1. Write a program to predict the output type in Python

# Defining the variable  
x = 'z'
print(type(x))

2. Write a python program that prints a table of 13 using while loop.

i = 0
while i <= 10:
    print(i*13)
    i+=1

3. How can we access a CSV file in Python?

import csv

with open("bwq.csv", 'r') as file:
  csv_reader = csv.reader(file)
  for row in csvreader:
    print(row)
import pandas as pd
data_bwq = pd.read_csv("bwq.csv")
data_bwq

4. Generate random numbers in Python.

#generating random numbers between (0,22)
import random
n = random.randint(0,22)
print(n)

5. Check whether the element is in sequence or not.

42 in [2, 39, 42]

# Output: True

6. Show the difference between extend and append functions.

  • append: It appends the object at the end.
a = [1, 2, 3]
a.append([4, 5])
print (a)

# Output: [1, 2, 3, [4, 5]]
  • extend: Extends the list by appending elements from the iterable.
a = [1, 2, 3]
a.extend([4, 5])
print (a)

# Output: [1, 2, 3, 4, 5]

7. Print all the multiples of 10 up to 100.

multiples=[] 
for i in range(10, 101): 
    if i%10==0: 
        multiples.append(i) 
print(multiples)

# Output: [10, 20, 30, 40, 50, 60, 70, 80, 90, 100]

8. Fix ModuleNotFoundError and ImportError in Python.

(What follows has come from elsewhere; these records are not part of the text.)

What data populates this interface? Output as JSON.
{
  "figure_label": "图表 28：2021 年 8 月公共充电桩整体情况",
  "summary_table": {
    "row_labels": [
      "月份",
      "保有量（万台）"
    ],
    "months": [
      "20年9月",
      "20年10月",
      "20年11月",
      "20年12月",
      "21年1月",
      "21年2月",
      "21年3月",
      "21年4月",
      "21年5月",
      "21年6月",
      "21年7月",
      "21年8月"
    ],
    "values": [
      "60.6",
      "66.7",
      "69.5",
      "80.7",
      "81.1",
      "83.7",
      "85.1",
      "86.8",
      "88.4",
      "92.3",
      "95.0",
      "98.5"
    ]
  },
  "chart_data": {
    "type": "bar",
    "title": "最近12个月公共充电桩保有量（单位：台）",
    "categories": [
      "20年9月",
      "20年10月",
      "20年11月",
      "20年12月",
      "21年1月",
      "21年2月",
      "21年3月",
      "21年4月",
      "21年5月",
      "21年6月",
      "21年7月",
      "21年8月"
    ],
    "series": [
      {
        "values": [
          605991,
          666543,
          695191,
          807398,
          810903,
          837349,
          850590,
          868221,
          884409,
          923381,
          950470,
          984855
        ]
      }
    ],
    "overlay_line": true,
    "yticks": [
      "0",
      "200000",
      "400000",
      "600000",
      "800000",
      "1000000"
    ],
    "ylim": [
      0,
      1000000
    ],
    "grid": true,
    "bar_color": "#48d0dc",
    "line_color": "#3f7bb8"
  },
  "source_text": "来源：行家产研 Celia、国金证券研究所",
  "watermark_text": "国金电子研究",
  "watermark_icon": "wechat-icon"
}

  • First, make sure you are using absolute imports
  • Second, export the project’s root directory to PYTHONPATH

Most modern Python IDEs will do the trick automatically but if this is not the case, I am sure there will be such an option where you’ll be able to define the PYTHONPATH for your Python application (at least PyCharm). If you are running your Python application in another environment like Docker, Vagrant, or inside your virtual environment you can run the below command in your bash:

export PYTHONPATH="${PYTHONPATH}:/path/to/your/project/"
# * For Windows
set PYTHONPATH=%PYTHONPATH%;C:\path\to\your\project\

9. Write methods to separate all files with a specific extension(.csv, .txt) in a directory using Python

  • Method 1
import os
for root, dirs, files in os.walk(directory):
    for file in files:
        if file.endswith(‘.txt’):
            print file
  • Method 2
import os
path = ‘mypath/path’
files = os.listdir(path)
files_txt = [i for i in files if i.endswith(‘.txt’)

Conclusion

Above were some of the most asked questions in a data science interview. There are numerous other examples but the fundamental knowledge of Python is the basic requirement while facing a data science interview. Documentation referencing is also one of the key skills required to get a better working knowledge of the multiple libraries used in the Data Science field.